Мне хочется привести еще один фрагмент из записок моего отца. О том, каких трудов стоило удержать государя от расправы над людьми, которые так любили свою родину, что пытались спасти ее, запачкав руки кровью.
«17 декабря рано утром мой адъютант вошел в столовую с широкой улыбкой на лице:
– Ваше императорское высочество, – сказал он торжествующе, – Распутин убит прошлой ночью в доме вашего зятя, князя Феликса Юсупова.
– В доме Феликса? Вы уверены?
– Так точно! Полагаю, что вы должны испытывать большое удовлетворение по этому поводу, так как князь Юсупов убил Распутина собственноручно, и его соучастником был великий князь Дмитрий Павлович.
Невольно мысли мои обратились к моей любимой дочери Ирине, которая проживала в Крыму с родителями мужа. Мой адъютант удивился моей сдержанности. Он рассказывал, что жители Киева поздравляют друг друга с радостным событием на улице и восторгаются мужеством Феликса. Я этого ожидал, так как сам радовался тому, что Распутина уже более нет в живых, но в этом деле возникало два опасения. Как отнесется к убийству Распутина императрица и в какой мере будет ответственна царская фамилия за преступление, совершенное при участии двух ее сочленов?
Я нашел вдовствующую императрицу еще в спальне и первый сообщил ей об убийстве Распутина.
– Нет? Нет? – вскочила она.
Когда она слыхала что-нибудь тревожное, она всегда выражала свой страх и опасения этим полувопросительным, полувосклицательным: «Нет?»

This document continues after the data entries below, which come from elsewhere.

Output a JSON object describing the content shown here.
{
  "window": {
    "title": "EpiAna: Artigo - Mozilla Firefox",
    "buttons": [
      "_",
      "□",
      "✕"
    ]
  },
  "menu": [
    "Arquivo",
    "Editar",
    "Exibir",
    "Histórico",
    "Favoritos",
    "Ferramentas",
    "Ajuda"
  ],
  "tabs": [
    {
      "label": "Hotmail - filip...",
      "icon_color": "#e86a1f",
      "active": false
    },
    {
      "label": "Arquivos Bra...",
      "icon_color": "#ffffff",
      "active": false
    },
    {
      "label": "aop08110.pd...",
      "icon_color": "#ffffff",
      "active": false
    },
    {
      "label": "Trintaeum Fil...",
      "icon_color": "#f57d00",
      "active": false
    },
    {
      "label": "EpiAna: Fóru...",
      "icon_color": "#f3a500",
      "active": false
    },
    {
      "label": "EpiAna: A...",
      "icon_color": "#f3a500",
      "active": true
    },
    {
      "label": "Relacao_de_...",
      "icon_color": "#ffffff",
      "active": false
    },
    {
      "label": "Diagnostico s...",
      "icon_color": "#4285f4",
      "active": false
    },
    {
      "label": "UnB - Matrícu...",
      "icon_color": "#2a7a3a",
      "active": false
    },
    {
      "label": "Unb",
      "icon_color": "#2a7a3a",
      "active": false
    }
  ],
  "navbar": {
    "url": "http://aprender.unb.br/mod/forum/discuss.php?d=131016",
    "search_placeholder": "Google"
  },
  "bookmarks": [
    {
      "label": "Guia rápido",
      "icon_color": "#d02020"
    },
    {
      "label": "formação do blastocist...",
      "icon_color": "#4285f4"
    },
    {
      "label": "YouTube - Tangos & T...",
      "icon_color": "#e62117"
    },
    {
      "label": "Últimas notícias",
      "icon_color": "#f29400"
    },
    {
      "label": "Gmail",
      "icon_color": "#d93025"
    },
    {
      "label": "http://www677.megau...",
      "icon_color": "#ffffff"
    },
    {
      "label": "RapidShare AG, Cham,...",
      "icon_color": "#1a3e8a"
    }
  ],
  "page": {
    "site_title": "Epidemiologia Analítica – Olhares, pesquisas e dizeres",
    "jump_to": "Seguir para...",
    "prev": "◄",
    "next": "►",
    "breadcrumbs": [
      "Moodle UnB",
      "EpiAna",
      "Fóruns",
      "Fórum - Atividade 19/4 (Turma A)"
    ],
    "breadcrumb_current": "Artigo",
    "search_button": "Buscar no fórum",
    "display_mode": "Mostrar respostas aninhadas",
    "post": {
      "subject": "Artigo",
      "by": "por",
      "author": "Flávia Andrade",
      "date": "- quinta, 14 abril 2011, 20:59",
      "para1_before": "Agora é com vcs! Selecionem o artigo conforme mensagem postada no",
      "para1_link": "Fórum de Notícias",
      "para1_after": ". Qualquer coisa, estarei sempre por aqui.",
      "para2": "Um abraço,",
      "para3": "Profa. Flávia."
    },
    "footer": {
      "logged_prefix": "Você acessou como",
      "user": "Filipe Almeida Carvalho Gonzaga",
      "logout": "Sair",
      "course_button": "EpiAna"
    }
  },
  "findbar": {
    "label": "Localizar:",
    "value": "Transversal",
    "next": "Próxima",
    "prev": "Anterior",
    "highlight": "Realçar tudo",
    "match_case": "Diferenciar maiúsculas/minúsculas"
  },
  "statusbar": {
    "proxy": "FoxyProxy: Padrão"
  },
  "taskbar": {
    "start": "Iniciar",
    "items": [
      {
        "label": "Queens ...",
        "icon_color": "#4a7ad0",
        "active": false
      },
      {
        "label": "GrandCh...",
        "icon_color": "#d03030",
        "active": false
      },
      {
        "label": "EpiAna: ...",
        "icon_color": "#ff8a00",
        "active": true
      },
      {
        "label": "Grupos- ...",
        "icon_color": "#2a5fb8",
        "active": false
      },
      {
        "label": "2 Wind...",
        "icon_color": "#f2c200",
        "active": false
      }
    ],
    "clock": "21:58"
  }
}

На событие она реагировала точно так же, как и я:
– Славу Богу, Распутин убран с дороги. Но нас ожидают теперь еще большие несчастья.
Мысль о том, что муж ее внучки и ее племянник обагрили руки кровью, причиняла ей большие страдания. Как императрица она сочувствовала, но как христианка она не могла не быть против пролития крови, как бы ни были доблестны побуждения виновников. Мы решили просить Никки разрешить нам приехать в Петербург. Вскоре пришел из Царского Села утвердительный ответ. Никки покинул Ставку рано утром, я поспешил к своей жене.
Прибыв в Петроград, я был совершенно подавлен царившей в нем сгущенной атмосферой обычных слухов и мерзких сплетен, к которым теперь присоединилось злорадное ликование по поводу убийства Распутина и стремление прославлять Феликса и Дмитрия Павловича. Оба «национальных героя» признались мне, что принимали участие в убийстве, но отказались, однако, мне открыть имя главного убийцы. Позднее я понял, что они этим хотели прикрыть Пуришкевича, сделавшего последний смертельный выстрел.
Члены императорской семьи просили меня заступиться за Дмитрия и Феликса пред государем. Я это собирался сделать и так, хотя меня и мутило от всех их разговоров и жестокости. Они бегали взад и вперед, совещались, сплетничали и написали Никки преглупое письмо. Все это имело такой вид, как будто они ожидали, что император всероссийский наградит своих родных за содеянное ими тяжкое преступление!
– Ты какой-то странный, Сандро! Ты не сознаешь, что Феликс и Дмитрий спасли Pocсию!